D in embodiment 2 is dissolved with DMSO, various concentrations gradient is diluted to pH=7.4 PBS cushioning liquid Solution (0,5,10,15,25 μM), with 730nm laser illumination 7min (0.5W/cm²), recorded with light thermal imaging system different Under time, various concentrations, the change of solution temperature.Up to 27 DEG C of the maximum change of D solution temperature in embodiment 2.

Claims

1. a kind of near infrared light hot dye based on azepine fluorine borine, it is characterised in that there is following general structure：

Wherein, R₁、R₂It is selected fromIn one kind, R₃ For the straight chain with 1 to 16 carbon atom, side chain or cyclic alkyl chain；

Wherein X is Br, I or H.

2. the preparation of photo-thermal dyestuff as claimed in claim 1, it is characterised in that concretely comprise the following steps：

Specifically：

(1) 1 (10.0mmol) and 2 (10.0mmol) are anti-in 10ml 10% sodium hydroxide (aq) and 20ml alcohol mixed solutions After answering 12h, after adjusting reaction solution pH to 5~7 with watery hydrochloric acid, filtering, the washing of cold ethanol, product 3 is obtained；

(2) in the basic conditions, after with nitromethane (25.0mmol) addition reaction occurs for 3 (5.0mmol), adjusted with watery hydrochloric acid Reaction solution pH to 5~7；Filtering, the washing of cold ethanol, obtain product 4；

After in ethanol solution with ammonium acetate annulation occurs for (3) 4 (2.0mmol), concentration, filtering, the washing of cold ethanol, obtain Product 5；

(4) in dry methylene chloride solution, after with BFEE complexation reaction occurs for 5 (1.5mmol), concentration, water is added After suction filtration, product 6 is obtained by column chromatography, target product C when halogen-free；In dichloromethane or chloroformic solution, propiodal or Bromine source occurs substitution reaction with 6 (1.0mmol) and obtains target product C.

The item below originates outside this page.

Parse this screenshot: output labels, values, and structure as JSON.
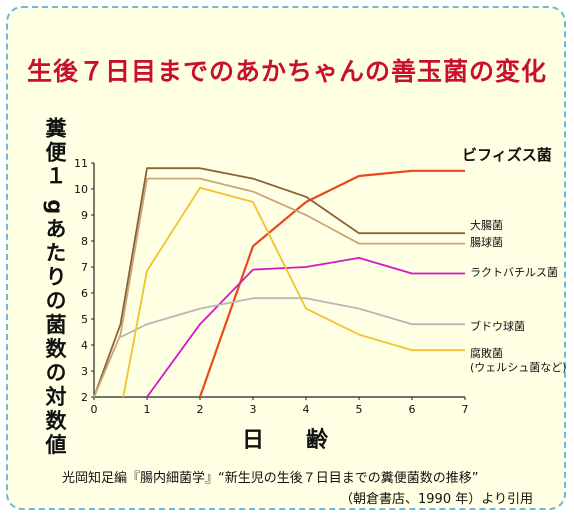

3. the application of near infrared light hot dye as claimed in claim 1, it is characterised in that it is glimmering that the photo-thermal dyestuff is used for biology Photoimaging.

4. the application of near infrared light hot dye as claimed in claim 1, it is characterised in that the photo-thermal dyestuff is used for bio-light Thermal imaging.

5. the application of near infrared light hot dye as claimed in claim 1, it is characterised in that the photo-thermal dyestuff is used for bio-light Acoustic imaging.

6. the application of near infrared light hot dye as claimed in claim 1, it is characterised in that the photo-thermal dyestuff swells for live body Knurl photo-thermal therapy.